Perhaps the largest disadvantage of preferred stock is the complexity. Investors in individual preferred issues have to choose between variations such as voting vs. non-voting, adjustable rate vs. fixed rate, convertible vs. non-convertible, participating vs. non-participating, and cumulative vs. non-cumulative. If that sounds confusing, you’re not alone – it’s this sort of impenetrability that causes most individual investors to shy away from preferred stocks. See this article for more information on what these various terms mean.
The most important takeaway is that if you’re reading this article, chances are that you’re probably a novice to intermediate investor. If that’s the case, be sure you know exactly what you’re getting into before investing in an individual preferred stock – and very often, that’s no small task.
A Potential Solution: Exchange-Traded Funds
Exchange-traded funds (ETFs) that focus on preferred stocks may be an effective solution for investors. These ETFs provide access to preferreds’ higher yields without the potential risks of investing in individual securities. The largest preferred stock ETF is the iShares S&P Preferred Stock Index Fund (ticker: PFF).
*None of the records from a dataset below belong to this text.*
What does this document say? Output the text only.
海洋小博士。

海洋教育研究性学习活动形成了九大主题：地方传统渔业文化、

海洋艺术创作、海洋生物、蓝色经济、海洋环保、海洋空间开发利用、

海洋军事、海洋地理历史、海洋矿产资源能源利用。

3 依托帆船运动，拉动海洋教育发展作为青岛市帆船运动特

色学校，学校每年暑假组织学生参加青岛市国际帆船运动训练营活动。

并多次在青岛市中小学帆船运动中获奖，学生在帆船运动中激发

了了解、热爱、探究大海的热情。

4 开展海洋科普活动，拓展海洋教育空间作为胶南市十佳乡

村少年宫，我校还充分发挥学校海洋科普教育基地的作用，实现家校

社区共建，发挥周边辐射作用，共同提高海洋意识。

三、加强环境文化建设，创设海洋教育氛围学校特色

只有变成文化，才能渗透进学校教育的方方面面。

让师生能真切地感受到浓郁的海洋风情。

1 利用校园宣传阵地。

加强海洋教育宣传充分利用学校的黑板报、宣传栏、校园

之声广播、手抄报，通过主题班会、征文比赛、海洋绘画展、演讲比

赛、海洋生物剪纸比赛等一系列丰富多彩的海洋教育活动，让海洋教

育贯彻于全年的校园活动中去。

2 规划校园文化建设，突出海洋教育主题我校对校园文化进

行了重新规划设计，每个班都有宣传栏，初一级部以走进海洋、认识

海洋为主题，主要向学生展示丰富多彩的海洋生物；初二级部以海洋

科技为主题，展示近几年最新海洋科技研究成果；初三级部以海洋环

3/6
As of September 15, 2013, the ETF had total assets of just over $9.8 billion, an expense ratio of 0.47%, and an SEC yield of 5.8%.
One caveat is that the ETF is concentrated in the preferred shares of financial companies, meaning it is exposed to the potential risks in that sector. Also, the fund can be volatile during periods of weakness in the broader equity market. In 2008, for example, its total return was -26.08%. Still, PFF represents a possible way to collect a higher yield and achieve diversification within traditional income-oriented portfolios – as long as you’re aware of the potential risks.
Other ETFs focusing on preferred stocks are: PowerShares Financial Preferred Portfolio Fund (PGF), PowerShares Preferred Portfolio Fund (PGX), SPDR Wells Fargo Preferred Stock ETF (PSK), Market Vectors Preferred Securities ex-Financials ETF (PFXS), S&P International Preferred Stock Index (IPFF), and Global X SuperIncome Preferred ETF (SPFF).
The Bottom Line
Preferred stocks are certainly an interesting option for those seeking to boost their investment income, but the level of complexity precludes an investment in individual preferreds unless you’re a highly sophisticated investor. Fortunately, the preferred-stock ETFs provide investors with the chance to improve their diversification and boost their yields without having to do extensive research on individual securities.
Disclaimer. The information on this site is provided for discussion purposes only, and should not be construed as investment advice. Under no circumstances does this information represent a recommendation to buy or sell securities.